Prof. Doğan Şahin değerlendiriyor

Çünkü kocanız kendisini hapsedilmiş, geleceğine el konulmuş ve ele geçirilmiş gibi hissediyor

* Evet, nedir Elif Gersen ve eşinin sorunu?
- Problemin sahibi erkek. Ama başvuruyu yapan kadın. Dolayısıyla, problemin ne olduğuna dair bilgiyi alacağımız kişiyle aslında görüşmedim. Yapacağım değerlendirmenin, akıl yürütme üzerine dayalı olacağını ve yanılma payı içerebileceğini hesaba katın...
* Tamamdır...
- Önce sorunu tanıyalım: Evlilik teklifini yaptığı andan itibaren başlayan bir cinsel isteksizlik. Sanıldığının aksine, erkeklerde sık görülen bir şey. Erkeklerin yüzde 20’sinde bu var...
* Neden kaynaklanıyor?
- Pek çok sebebi var ama bu vakada... Okuyuculara ve hastaya belki tuhaf ve anlaşılmaz gelecek ama daha çok, bir özgüven eksikliği gibi görünüyor...
* Oysa tam tersine çok özgüvenli duruyor...
- Bazı erkekler -bu örnekte olduğu gibi- özgüven eksikliğini, aşırı bir güvenle telafi ederler. Dışarıdan bakıldığında, çok güvenli ve hayranlık uyandıran bir insan izlenimi uyandırırlar. Yakınlık duydukları insanlar kendilerine hayran olsunlar diye hep onların suyuna giderler. Kendilerini, karşı tarafın “arzularının gerçekleştiricisi” gibi davranmak zorunda hissederler. Evet, karşı tarafın hayranlığını kazanırlar. Ama aynı zamanda, böyle davrandıkları için, kendilerini bir şekilde köle gibi hissederler ve karşı tarafa müthiş öfke duyarlar.
* Peki evlenmeselerdi...
- Ha o zaman başka... Diyelim ki bu çift, haftada üç kere görüşüyorlar, geziyorlar, tozuyorlar, problem olmazdı, cinsel ilişki de gayet yolunda giderdi. Böyle insanlar evlenince, ele geçirilmiş, geleceğine el konulmuş gibi hissederler. Hayat onlara, hiç bitmeyecekmiş gibi geldiğinden, önlerinde hep geniş ufuklar olsun isterler. Kendilerini “Bundan sonra hayatım bu! Bu kadınla yaşayacağım ve bu işi yapacağım...” duygusu içinde bulunca, hapsedilmiş hissederler.

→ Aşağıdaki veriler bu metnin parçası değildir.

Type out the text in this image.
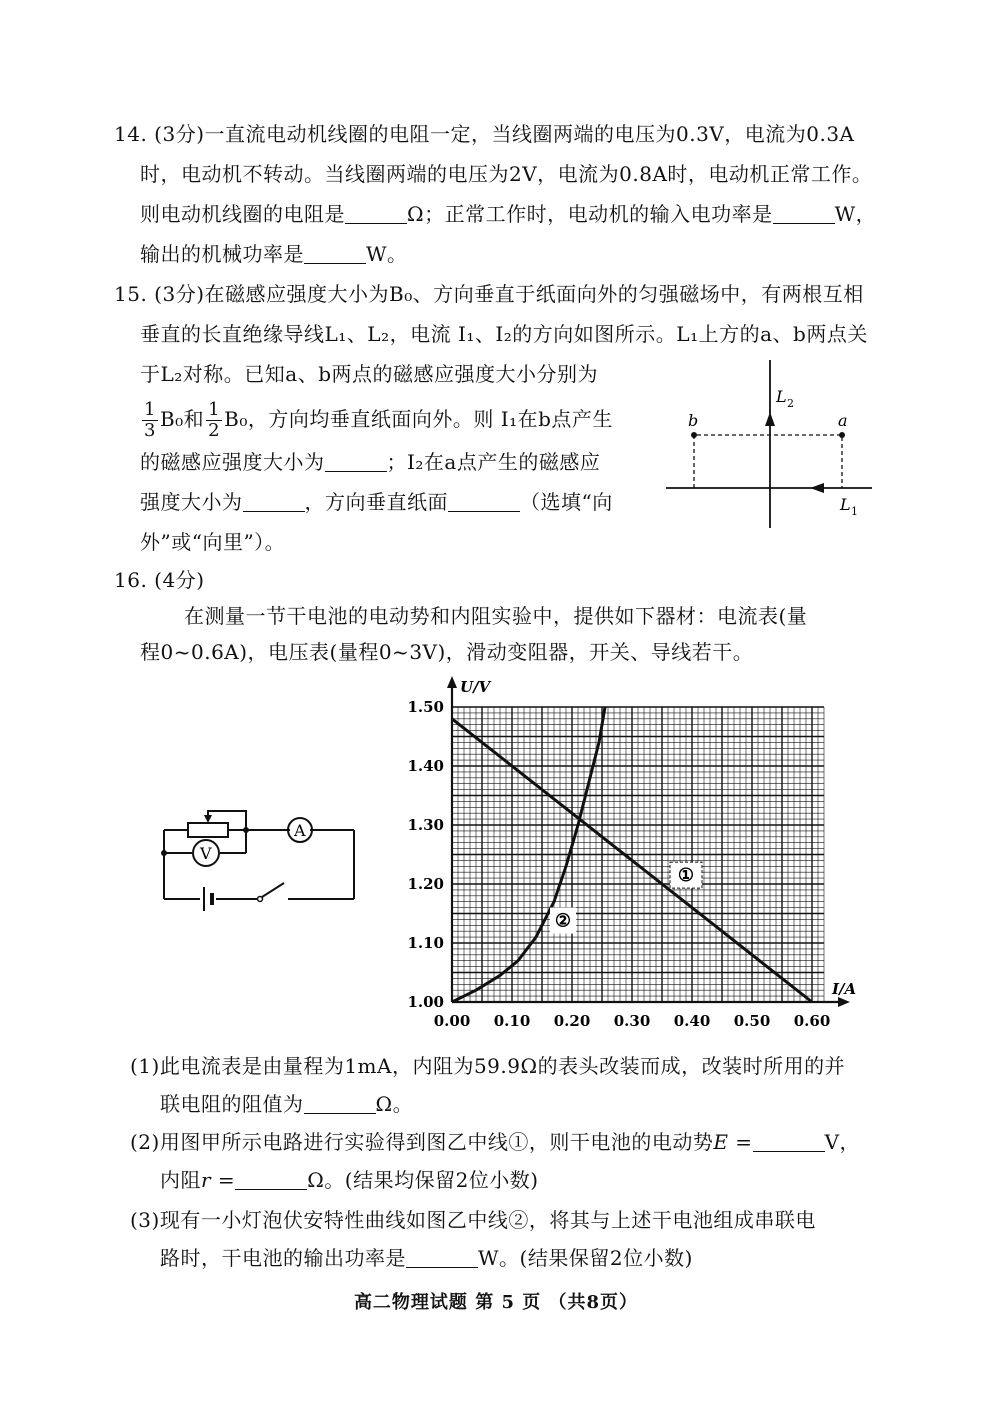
14. (3分)一直流电动机线圈的电阻一定，当线圈两端的电压为0.3V，电流为0.3A
时，电动机不转动。当线圈两端的电压为2V，电流为0.8A时，电动机正常工作。
则电动机线圈的电阻是	Ω；正常工作时，电动机的输入电功率是	W，
输出的机械功率是	W。
15. (3分)在磁感应强度大小为B₀、方向垂直于纸面向外的匀强磁场中，有两根互相
垂直的长直绝缘导线L₁、L₂，电流 I₁、I₂的方向如图所示。L₁上方的a、b两点关
于L₂对称。已知a、b两点的磁感应强度大小分别为
$\frac{1}{3} B_0$和 $\frac{1}{2} B_0$，方向均垂直纸面向外。则 I₁在b点产生
的磁感应强度大小为	；I₂在a点产生的磁感应
强度大小为	，方向垂直纸面	（选填“向
外”或“向里”）。
b	a
L 2
L 1
16. (4分)
在测量一节干电池的电动势和内阻实验中，提供如下器材：电流表(量
程0~0.6A)，电压表(量程0~3V)，滑动变阻器，开关、导线若干。
A
V
U/V
I/A
1.00
1.10
1.20
1.30
1.40
1.50
0.00 0.10 0.20 0.30 0.40 0.50 0.60
①
②
(1)此电流表是由量程为1mA，内阻为59.9Ω的表头改装而成，改装时所用的并
联电阻的阻值为	Ω。
(2)用图甲所示电路进行实验得到图乙中线①，则干电池的电动势E =	V，
内阻r =	Ω。(结果均保留2位小数)
(3)现有一小灯泡伏安特性曲线如图乙中线②，将其与上述干电池组成串联电
路时，干电池的输出功率是	W。(结果保留2位小数)
高二物理试题 第 5 页 （共8页）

* Boşansalar ve sevgili olarak ilişkilerini sürdürseler, seks tekrar başlar mı?
- Arada çok fazla travma ve problem yaşanmış... İkinci kuvvetli bir olasılık da şu: Erkeğin, çocuk sahibi olmaya karşı bir defansı söz konusu. Kadın, üç kere hamilelik yaşamış. Ve her seferinde öfkeyle, yanında olmayarak onu cezalandırmış. Belli ki, hamile kalmasına karşı büyük bir öfkesi var. Eşinin hamile kalmasını istemediği için de onunla cinsel ilişki kurmuyor olabilir.
* O zaman neden bebek peşinde koşuyorlar?

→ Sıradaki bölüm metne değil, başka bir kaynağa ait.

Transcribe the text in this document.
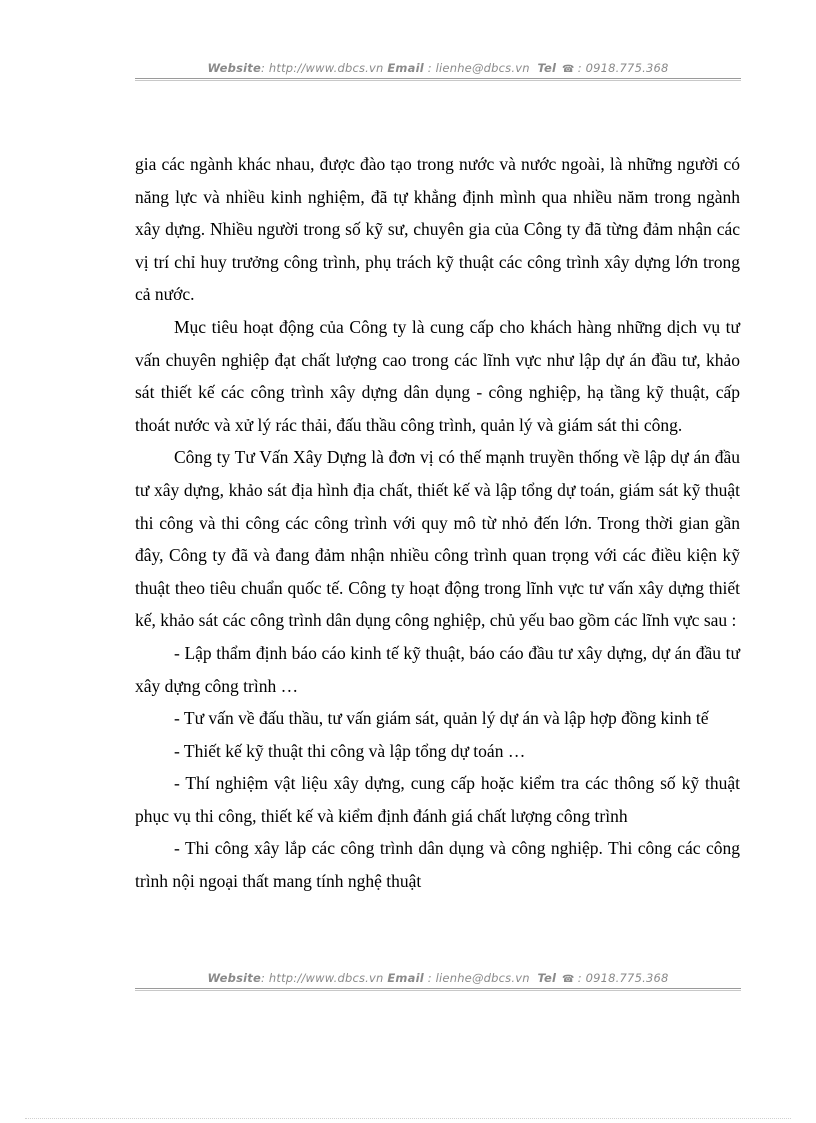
Website: http://www.dbcs.vn Email : lienhe@dbcs.vn Tel ☎ : 0918.775.368

gia các ngành khác nhau, được đào tạo trong nước và nước ngoài, là những người có năng lực và nhiều kinh nghiệm, đã tự khẳng định mình qua nhiều năm trong ngành xây dựng. Nhiều người trong số kỹ sư, chuyên gia của Công ty đã từng đảm nhận các vị trí chỉ huy trưởng công trình, phụ trách kỹ thuật các công trình xây dựng lớn trong cả nước.

Mục tiêu hoạt động của Công ty là cung cấp cho khách hàng những dịch vụ tư vấn chuyên nghiệp đạt chất lượng cao trong các lĩnh vực như lập dự án đầu tư, khảo sát thiết kế các công trình xây dựng dân dụng - công nghiệp, hạ tầng kỹ thuật, cấp thoát nước và xử lý rác thải, đấu thầu công trình, quản lý và giám sát thi công.

Công ty Tư Vấn Xây Dựng là đơn vị có thế mạnh truyền thống về lập dự án đầu tư xây dựng, khảo sát địa hình địa chất, thiết kế và lập tổng dự toán, giám sát kỹ thuật thi công và thi công các công trình với quy mô từ nhỏ đến lớn. Trong thời gian gần đây, Công ty đã và đang đảm nhận nhiều công trình quan trọng với các điều kiện kỹ thuật theo tiêu chuẩn quốc tế. Công ty hoạt động trong lĩnh vực tư vấn xây dựng thiết kế, khảo sát các công trình dân dụng công nghiệp, chủ yếu bao gồm các lĩnh vực sau :

- Lập thẩm định báo cáo kinh tế kỹ thuật, báo cáo đầu tư xây dựng, dự án đầu tư xây dựng công trình …

- Tư vấn về đấu thầu, tư vấn giám sát, quản lý dự án và lập hợp đồng kinh tế

- Thiết kế kỹ thuật thi công và lập tổng dự toán …

- Thí nghiệm vật liệu xây dựng, cung cấp hoặc kiểm tra các thông số kỹ thuật phục vụ thi công, thiết kế và kiểm định đánh giá chất lượng công trình

- Thi công xây lắp các công trình dân dụng và công nghiệp. Thi công các công trình nội ngoại thất mang tính nghệ thuật

Website: http://www.dbcs.vn Email : lienhe@dbcs.vn Tel ☎ : 0918.775.368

- Bu zaten bilinçli bir süreç değil ki. Bilinçli olarak, “Onunla sevişirsem hamile kalır, ben de tuzağa düşerim!” demiyor ama böyle bir korkusu var ve o korku onun cinsel isteğini ortadan kaldırıyor. Ona sorsak, “Saçmalamayın nereden çıkarıyorsunuz! Ben çocuk sahibi olmak istiyorum. Hatta müracaat ettim, gidip sperm vereceğim” der. Çünkü kendisi bile farkında değil bu korkunun...
* Peki ne yapmalılar?
- Kendi başlarına bu problemi çözemezler. Oldukça karmaşık, araya başka biriyle ilişki ve ondan hamilelik de girmiş...

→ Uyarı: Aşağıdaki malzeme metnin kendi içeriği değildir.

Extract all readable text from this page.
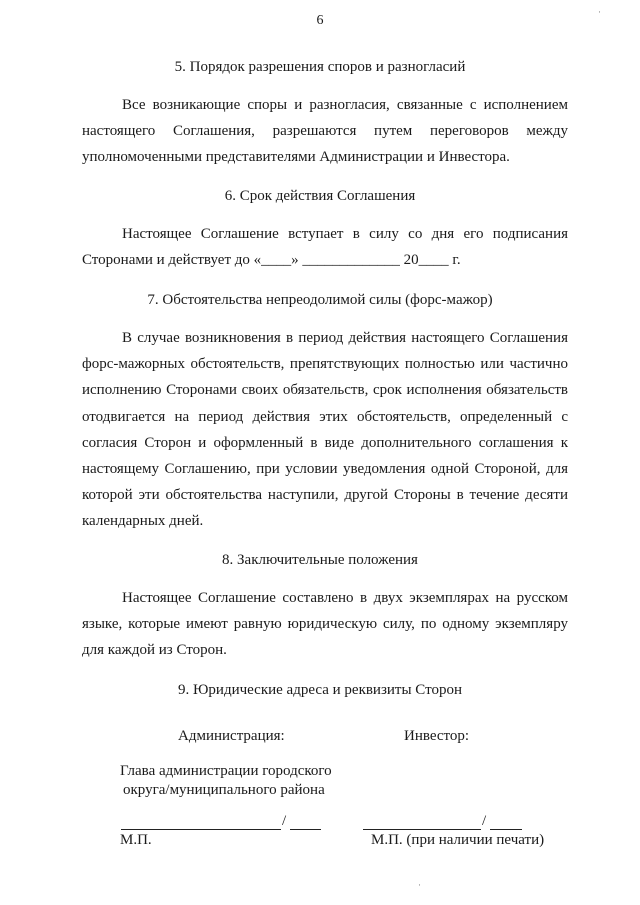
6
·
5. Порядок разрешения споров и разногласий

Все возникающие споры и разногласия, связанные с исполнением настоящего Соглашения, разрешаются путем переговоров между уполномоченными представителями Администрации и Инвестора.

6. Срок действия Соглашения

Настоящее Соглашение вступает в силу со дня его подписания Сторонами и действует до «____» _____________ 20____ г.

7. Обстоятельства непреодолимой силы (форс-мажор)

В случае возникновения в период действия настоящего Соглашения форс-мажорных обстоятельств, препятствующих полностью или частично исполнению Сторонами своих обязательств, срок исполнения обязательств отодвигается на период действия этих обстоятельств, определенный с согласия Сторон и оформленный в виде дополнительного соглашения к настоящему Соглашению, при условии уведомления одной Стороной, для которой эти обстоятельства наступили, другой Стороны в течение десяти календарных дней.

8. Заключительные положения

Настоящее Соглашение составлено в двух экземплярах на русском языке, которые имеют равную юридическую силу, по одному экземпляру для каждой из Сторон.

9. Юридические адреса и реквизиты Сторон
Администрация:	Инвестор:
Глава администрации городского
округа/муниципального района
/	/
М.П.	М.П. (при наличии печати)
·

* Ama kadın, “Sinirlenmedi, kızmadı” diyor...
- Bu hastalar zaten öfkelerini belli etmezler. Öfkeli olmayı, başka adamlar gibi bağırıp çağırmayı, zıvanadan çıkmayı, kendi ulviliklerine ve asaletlerine yakıştırmazlar. Ama bu, içinde öfke olmadığı anlamına gelmiyor. İçindeki öfkeyi, sadece kendi bilir. O öfke ve kızgınlık yatışmadan diğer sorunlar halledilse bile, cinsel isteksizlik çok fazla düzelmez.
* Bu çift size gelse ne yapardınız?
- Muhtemelen onları seks terapisine almazdım. Adamı bireysel terapiye alırdım. Evlilik ve yakınlık kurmakla ilgili korkularının farkına varmasına çalışırdım. Bunlar belli bir yola girdikten sonra, karısına olan öfke, kızgınlık ve kırgınlıklarının açığa çıkması için uğraşırdım. 1-1.5 yıl sonra da bir başkasına “seks terapisi”ne yollardım. Bireysel terapiyle seks terapisini aynı kişi yapamıyor...
* Bu aşamada onların tüp bebek işine girişmeleri...
- Bence uygun değil. Sorunların bir kısmı, adamın çocuk sahibi olmaktan korkmasına bağlıysa, çocuğuyla da çok yakın bir ilişki kuramayacaktır.

Seks terapisi nasıl olur?

* Nasıl bir tedavi bu?
- Farklı farklı metotları var, ben kendi uyguladığım metodu anlatayım. Eşleri ayrı ayrı görüyorum ama tedaviyi çift olarak yürütüyorum. Bir çeşit formatlama tedavisi. Yeniden formatlıyorum, her şeyi sıfırdan oluşturmaya çalışıyorum.
* Nasıl yani?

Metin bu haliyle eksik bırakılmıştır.